The key points on our eco-kitchen:
- We’ve completely avoided using melamine-covered particleboard (“whiteboard“), as this emits huge amounts of volatile organic chemicals (VOCs), is considered industrial waste when the kitchen is taken apart, and can’t be recycled. This is truly nasty stuff.
- Instead, we used an E0 FSC-certified birch eco-ply from Finland (of all places!). “E0” indicates the lowest level of VOC emissions, and this ply has every certification going. It’s also a truly beautiful material.
- The inside of the cupboards are protected with shellac, a lot friendlier than many of the artificial sealants.
- The benchtops are unsealed solid kauri, with experience in other kitchens showing that while they wear and mark over time, ongoing gentle cleaning keeps them looking beautiful.
- The cupboard fronts are solid kauri, painted with low-VOC Haymes paints (no two-pac polyurethane coatings here!). In addition to being much better for the environment, the semi-gloss paint gives a much softer and warmer feel to the kitchen.

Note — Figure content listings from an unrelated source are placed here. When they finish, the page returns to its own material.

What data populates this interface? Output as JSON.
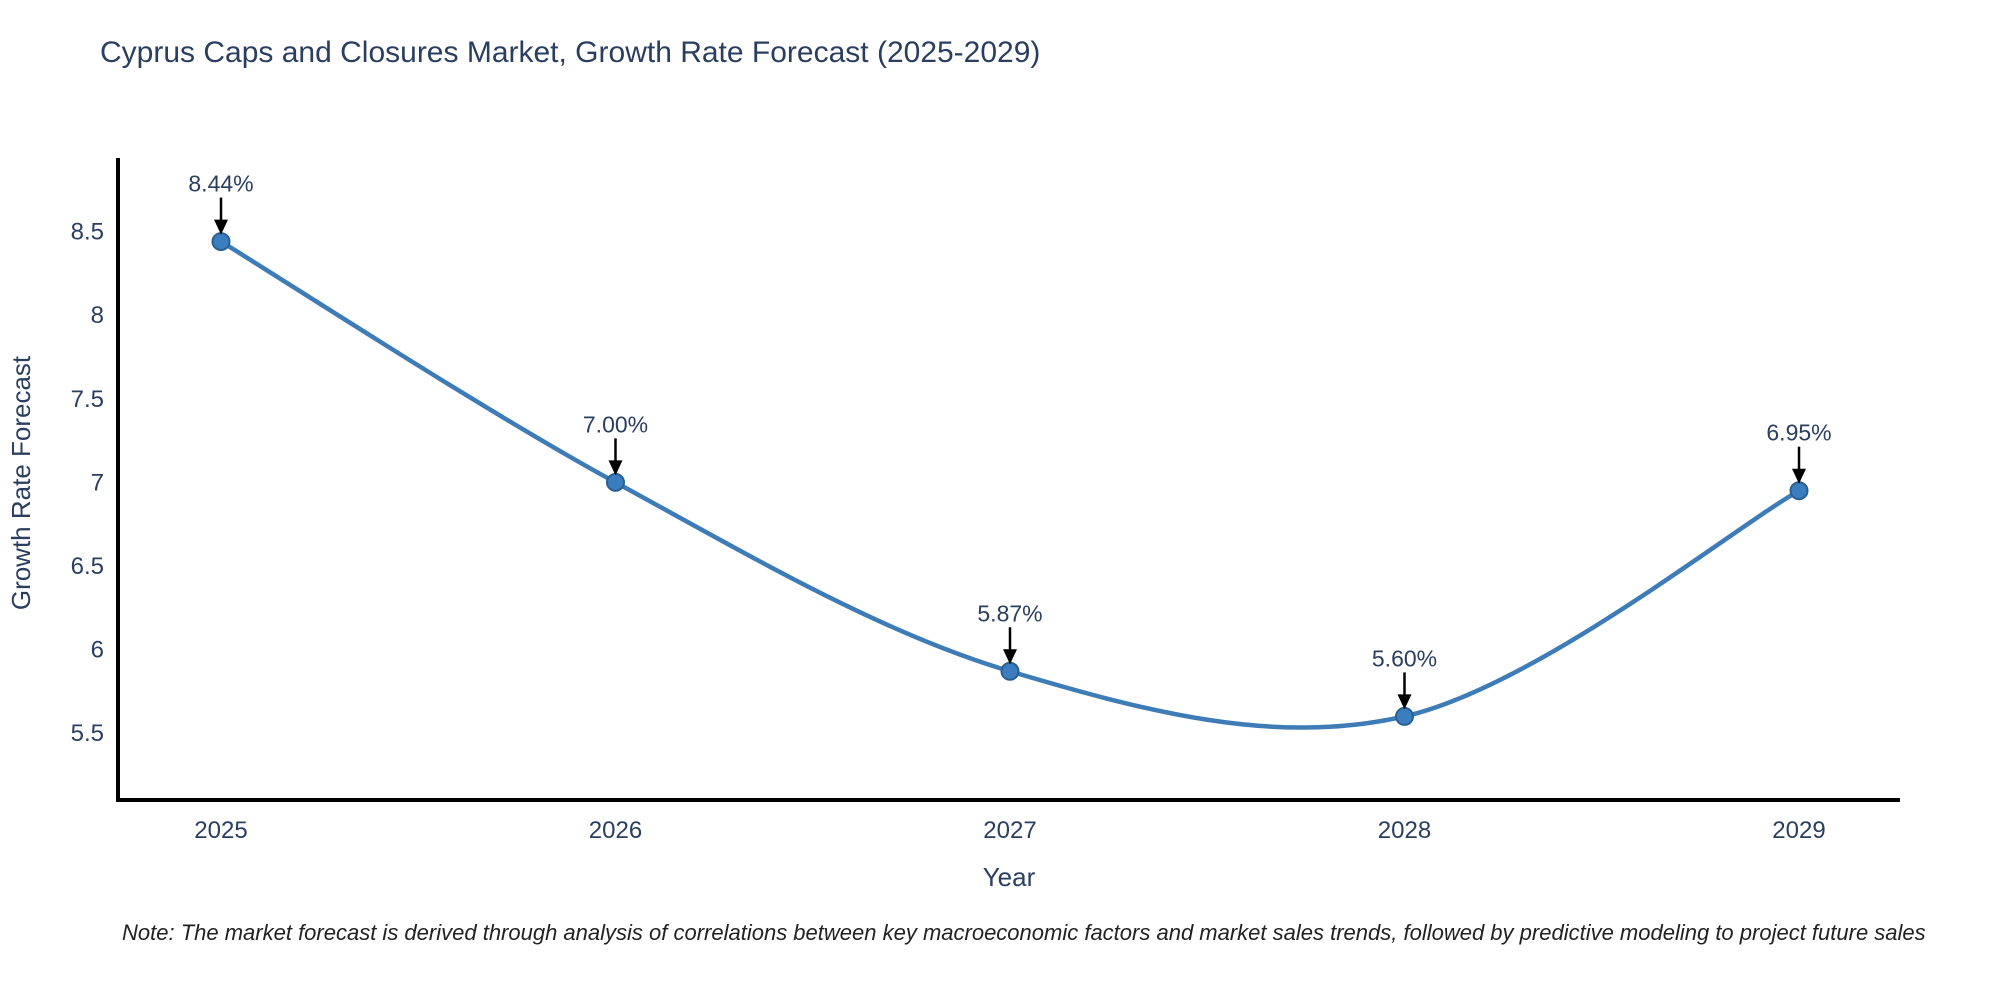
{
  "note": "Note: The market forecast is derived through analysis of correlations between key macroeconomic factors and market sales trends, followed by predictive modeling to project future sales",
  "chart_data": {
    "type": "line",
    "title": "Cyprus Caps and Closures Market, Growth Rate Forecast (2025-2029)",
    "xlabel": "Year",
    "ylabel": "Growth Rate Forecast",
    "categories": [
      "2025",
      "2026",
      "2027",
      "2028",
      "2029"
    ],
    "series": [
      {
        "name": "Growth Rate Forecast",
        "values": [
          8.44,
          7.0,
          5.87,
          5.6,
          6.95
        ]
      }
    ],
    "point_labels": [
      "8.44%",
      "7.00%",
      "5.87%",
      "5.60%",
      "6.95%"
    ],
    "ytick_labels": [
      "5.5",
      "6",
      "6.5",
      "7",
      "7.5",
      "8",
      "8.5"
    ],
    "ytick_values": [
      5.5,
      6,
      6.5,
      7,
      7.5,
      8,
      8.5
    ],
    "ylim": [
      5.1,
      8.94
    ],
    "line_shape": "spline",
    "grid": false,
    "legend_position": "none",
    "colors": {
      "line": "#3e7cb7",
      "marker": "#3a7ebf",
      "marker_edge": "#2a5f8f",
      "axis": "#000000",
      "text": "#2a3f5f",
      "annotation_text": "#2a3f5f",
      "annotation_arrow": "#000000",
      "note_text": "#222222",
      "background": "#ffffff"
    }
  }
}
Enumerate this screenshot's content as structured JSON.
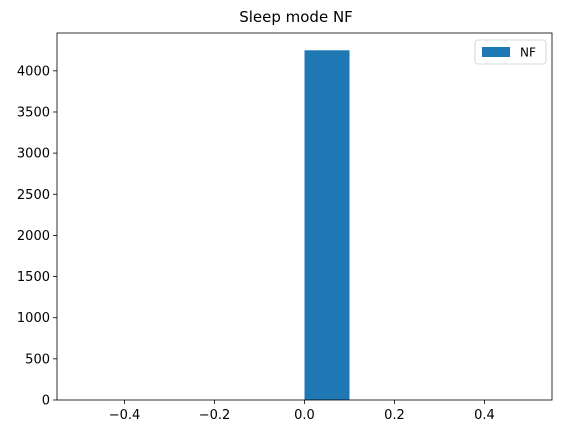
{
  "chart_data": {
    "type": "bar",
    "title": "Sleep mode NF",
    "xlabel": "",
    "ylabel": "",
    "xlim": [
      -0.55,
      0.55
    ],
    "ylim": [
      0,
      4460
    ],
    "xticks": [
      -0.4,
      -0.2,
      0.0,
      0.2,
      0.4
    ],
    "xtick_labels": [
      "−0.4",
      "−0.2",
      "0.0",
      "0.2",
      "0.4"
    ],
    "yticks": [
      0,
      500,
      1000,
      1500,
      2000,
      2500,
      3000,
      3500,
      4000
    ],
    "ytick_labels": [
      "0",
      "500",
      "1000",
      "1500",
      "2000",
      "2500",
      "3000",
      "3500",
      "4000"
    ],
    "grid": false,
    "legend_position": "top-right",
    "series": [
      {
        "name": "NF",
        "color": "#1f77b4",
        "bars": [
          {
            "x_start": 0.0,
            "x_end": 0.1,
            "value": 4250
          }
        ]
      }
    ]
  }
}
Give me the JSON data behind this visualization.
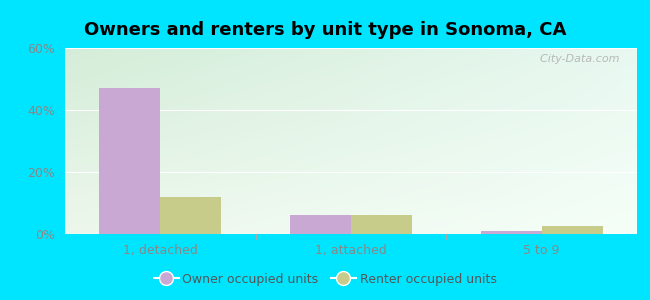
{
  "title": "Owners and renters by unit type in Sonoma, CA",
  "categories": [
    "1, detached",
    "1, attached",
    "5 to 9"
  ],
  "owner_values": [
    47.0,
    6.0,
    1.0
  ],
  "renter_values": [
    12.0,
    6.0,
    2.5
  ],
  "owner_color": "#c9a8d4",
  "renter_color": "#c8cc8a",
  "ylim": [
    0,
    60
  ],
  "yticks": [
    0,
    20,
    40,
    60
  ],
  "ytick_labels": [
    "0%",
    "20%",
    "40%",
    "60%"
  ],
  "bar_width": 0.32,
  "bg_color_topleft": "#d4edd8",
  "bg_color_topright": "#e8f8f0",
  "bg_color_bottomleft": "#edf7ec",
  "bg_color_bottomright": "#f5fff8",
  "outer_background": "#00e5ff",
  "watermark": "  City-Data.com",
  "legend_owner": "Owner occupied units",
  "legend_renter": "Renter occupied units",
  "title_fontsize": 13,
  "axis_fontsize": 9,
  "legend_fontsize": 9,
  "grid_color": "#d8e8d0",
  "tick_label_color": "#888888"
}
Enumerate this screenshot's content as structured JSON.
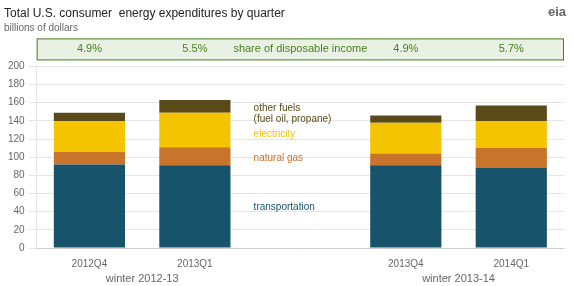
{
  "chart_data": {
    "type": "bar",
    "title": "Total U.S. consumer  energy expenditures by quarter",
    "subtitle": "billions of dollars",
    "categories": [
      "2012Q4",
      "2013Q1",
      "2013Q4",
      "2014Q1"
    ],
    "groups": [
      {
        "label": "winter 2012-13",
        "categories": [
          "2012Q4",
          "2013Q1"
        ]
      },
      {
        "label": "winter 2013-14",
        "categories": [
          "2013Q4",
          "2014Q1"
        ]
      }
    ],
    "series": [
      {
        "name": "transportation",
        "color": "#17536b",
        "values": [
          92,
          91,
          91,
          88
        ]
      },
      {
        "name": "natural gas",
        "color": "#c8742a",
        "values": [
          14,
          20,
          13,
          22
        ]
      },
      {
        "name": "electricity",
        "color": "#f5c400",
        "values": [
          34,
          38,
          34,
          30
        ]
      },
      {
        "name": "other fuels",
        "annotation": "(fuel oil, propane)",
        "color": "#5a4a1a",
        "values": [
          9,
          14,
          8,
          17
        ]
      }
    ],
    "stacked": true,
    "ylim": [
      0,
      200
    ],
    "yticks": [
      0,
      20,
      40,
      60,
      80,
      100,
      120,
      140,
      160,
      180,
      200
    ],
    "grid": true,
    "share": {
      "label": "share of disposable income",
      "values": [
        4.9,
        5.5,
        4.9,
        5.7
      ],
      "value_labels": [
        "4.9%",
        "5.5%",
        "4.9%",
        "5.7%"
      ],
      "color": "#4a8020"
    },
    "logo": "eia"
  }
}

- The walls and ceilings are also painted with low-VOC Haymes paints.
- The floors are solid kauri floorboards, with a tung oil finish (no polyurethane finishes again).
- LED lights are used throughout, including the downlights in the ceiling and the strip lighting under the upper cupboards.
- The large servery window (which can be opened onto the deck) and the upper window behind the cooktop both bring in lots of natural light, reducing the need for artificial lighting.
- The moving glass is double-glazed, while the fixed glass is triple glazed.
- The fridge (brought from our old house) was purchased as the only 5-star efficient fridge at the time, slashing our electricity bills.
- There is an under-floor vent beneath the fridge to draw in cool air (increasing efficiency by up to 20%), with a wall vent that goes into the pantry cool cupboard (more on this in a future post).
- We chose a water and energy efficient Miele dishwasher, installed new as part of the fitout.
- We have an on-bench compost bin, collecting scraps for the big compost bins and worm farms outside. There is also a recycling bin inside one of the cupboards.
- There’s a walk-in pantry beside the kitchen, which is cool and dark (also to be covered in a future post).
We love the kitchen, and it’s both practical and beautiful (we think).
As it turned out, commercial kitchen companies couldn’t cope at all with our requirements. So we had it made by a local craftsman, Ian Thomson (see his website for more on this work).
While it isn’t a cheap option by any means, we’d highly recommend going down the route of a bespoke kitchen, as it gives the time and opportunity to really refine what will be delivered.